• Obecnie największym problemem w Teksasie jest przejmowanie gruntów rolniczych przez zagraniczny kapitał.
  • Nowe projekty ustaw w Teksasie mają (w uproszczeniu) ukrócić zgłoszenia na policję farmerów za hałas czy odory przez nowoprzybyłych mieszkańców wsi.

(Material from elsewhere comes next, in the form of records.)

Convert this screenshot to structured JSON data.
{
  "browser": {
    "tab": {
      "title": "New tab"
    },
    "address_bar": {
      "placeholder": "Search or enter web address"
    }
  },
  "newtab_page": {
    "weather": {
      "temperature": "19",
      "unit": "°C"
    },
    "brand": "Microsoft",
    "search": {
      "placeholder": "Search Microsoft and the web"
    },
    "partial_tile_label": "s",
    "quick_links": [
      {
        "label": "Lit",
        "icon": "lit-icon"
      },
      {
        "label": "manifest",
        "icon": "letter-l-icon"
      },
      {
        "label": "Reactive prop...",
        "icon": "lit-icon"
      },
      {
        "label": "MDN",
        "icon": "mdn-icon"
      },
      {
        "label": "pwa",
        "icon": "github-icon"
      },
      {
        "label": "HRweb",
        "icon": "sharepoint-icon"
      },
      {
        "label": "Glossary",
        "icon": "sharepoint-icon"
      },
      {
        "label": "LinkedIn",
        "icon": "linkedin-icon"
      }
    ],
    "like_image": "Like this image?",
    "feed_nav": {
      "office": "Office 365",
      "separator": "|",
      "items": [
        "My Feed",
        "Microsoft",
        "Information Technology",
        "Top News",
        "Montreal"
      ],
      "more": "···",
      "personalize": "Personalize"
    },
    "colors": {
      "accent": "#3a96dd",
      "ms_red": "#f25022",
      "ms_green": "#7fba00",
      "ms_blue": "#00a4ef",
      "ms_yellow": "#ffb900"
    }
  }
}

Podczas mojej wizyty w Kapitolu Stanu Teksas w ramach wymiany młodych rolników Polska-Teksas miałam okazję wysłuchać urzędników stanowego departamentu ds. rolnictwa, którzy zaprezentowali mocne strony rolnictwa w Teksasie, ale również zagrożenia, którym na różne sposoby próbują zaradzić.

Bogactwo z ziemi

Dan Hunter, asystent stanowego komisarza rolnictwa, podczas spotkania z polskimi rolnikami podkreślił, że dzięki dużemu zróżnicowaniu warunków klimatycznych i glebowych na obszarze całego stanu Teksas uprawia się ponad 300 gatunków roślin.

Texas jest drugim największym eksporterem żywności wśród wszystkich stanów w USA – zaraz po Kalifornii. Hunter zaznaczył, że Kalifornia przewyższa Teksas jedynie pod względem wartości eksportu jako producent wartościowych towarów, takich jak migdały czy pistacje; jeśli zaś chodzi o wolumen eksportu – to Teksas dzierży palmę pierwszeństwa.

Jednocześnie Teksas bogaci się na wydobyciu ropy i gazu ziemnego. Co ma ze sobą wspólnego rolnictwo i przemysł wydobywczy? Jedno i drugie nie byłoby możliwe bez ziemi, na ochronę której stanowy departament ds. rolnictwa kładzie szczególny nacisk. Teksas szczyci się bowiem swoją samowystarczalnością energetyczną i żywieniową.

Europa Zachodnia, która pozwoliła Rosji kontrolować swoją żywność i swoją energię, została również w pewien sposób zaatakowana – powiedział o wojnie w Ukrainie Dan Hunter.

Zmartwienia Teksańczyków

„Zmartwienia” to może za duże słowo, wszak w poprzednim moim tekście zwróciłam uwagę, iż Teksańczycy wydają się głęboko wierzyć, że dla ich stanu i kraju nie ma trudności nie do przezwyciężenia.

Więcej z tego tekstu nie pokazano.